Nous voici devant la porte de l’église. L’église est dédiée à Saint-Jacques le Majeur, c’est-à-dire au disciple du Christ qui, dit-on, a évangélisé l’Espagne, et dont le corps est vénéré dans la très célèbre ville de Saint-Jacques-de-Compostelle. Et justement, Bruges était un lieu de passage important pour les pèlerins de Saint-Jacques venus du Nord. La fondation de cette église remonte au 13e siècle. C’était une paroisse indépendante. Elle reçut de nombreuses donations, ce qui a permis de l’agrandir et de l’embellir continuellement tout au long de son histoire. C’est donc surtout à l’intérieur qu’elle va nous surprendre, par ses dimensions d’abord, mais aussi parla richesse de son mobilier.

Et voilà. Restons près de la porte d’entrée. L’espace est ample, n’est-ce pas ? Au premier abord, ce qui vous frappera peut-être, c’est la grande simplicité de son architecture. Regardez, à droite et à gauche, les simples colonnes cylindriques, toutes pures dans leur blancheur. Nous avions déjà vu, à l’église Notre-Dame notamment, que cette simplicité est très caractéristique de l’art gothique en Flandre, et en Belgique en général. Levez lez yeux vers le plafond, vers les voûtes donc : là aussi, vous ne voyez que sobriété.

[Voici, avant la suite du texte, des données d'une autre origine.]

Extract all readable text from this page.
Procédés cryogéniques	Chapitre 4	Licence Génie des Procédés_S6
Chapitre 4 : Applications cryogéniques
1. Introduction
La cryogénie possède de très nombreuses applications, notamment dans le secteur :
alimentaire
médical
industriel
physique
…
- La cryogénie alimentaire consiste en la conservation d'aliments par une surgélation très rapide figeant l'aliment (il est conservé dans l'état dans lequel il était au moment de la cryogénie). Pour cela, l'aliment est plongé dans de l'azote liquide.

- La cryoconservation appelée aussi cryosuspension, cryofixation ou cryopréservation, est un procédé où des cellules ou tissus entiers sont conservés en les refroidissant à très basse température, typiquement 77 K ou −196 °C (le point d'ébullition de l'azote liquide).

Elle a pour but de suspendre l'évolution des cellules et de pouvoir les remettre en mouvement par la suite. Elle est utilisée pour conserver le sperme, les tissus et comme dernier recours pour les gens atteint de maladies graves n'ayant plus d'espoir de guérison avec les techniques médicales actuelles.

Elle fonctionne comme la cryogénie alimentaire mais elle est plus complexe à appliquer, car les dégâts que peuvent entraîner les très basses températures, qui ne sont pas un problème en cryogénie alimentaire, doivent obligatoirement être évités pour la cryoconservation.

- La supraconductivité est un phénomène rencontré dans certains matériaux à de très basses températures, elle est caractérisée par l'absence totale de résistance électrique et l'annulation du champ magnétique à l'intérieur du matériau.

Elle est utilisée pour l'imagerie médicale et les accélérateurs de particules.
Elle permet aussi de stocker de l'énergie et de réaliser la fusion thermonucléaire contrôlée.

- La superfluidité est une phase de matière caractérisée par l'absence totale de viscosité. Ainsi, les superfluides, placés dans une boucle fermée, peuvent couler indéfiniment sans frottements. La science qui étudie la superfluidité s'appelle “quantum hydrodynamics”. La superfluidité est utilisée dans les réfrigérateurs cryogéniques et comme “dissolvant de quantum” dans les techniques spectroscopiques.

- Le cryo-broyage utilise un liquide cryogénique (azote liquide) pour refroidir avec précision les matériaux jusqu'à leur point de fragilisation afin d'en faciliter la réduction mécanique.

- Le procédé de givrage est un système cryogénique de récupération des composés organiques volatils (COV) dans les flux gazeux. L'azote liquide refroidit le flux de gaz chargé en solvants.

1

Ce sont simplement des séries de deux arcs -ce sont les fameuses ogives- qui se croisent en leur milieu, pour retomber entre les fenêtres, d’abord sur une fine colonnette que nous voyons plaquée contre le mur. Regardons cette colonnette : elle-même redescend ensuite le long du mur, jusqu’au sommet des grandes colonnes cylindriques de la nef. Regardez bien cette dernière jonction, justement. Là, au sommet des colonnes cylindriques, se trouve le chapiteau, large bloc de pierre sculptée de petites feuilles d’acanthe sur deux rangées. C’est très fin, très simple, très beau. C’est la pureté typique de l’art du 13e siècle dans ces régions.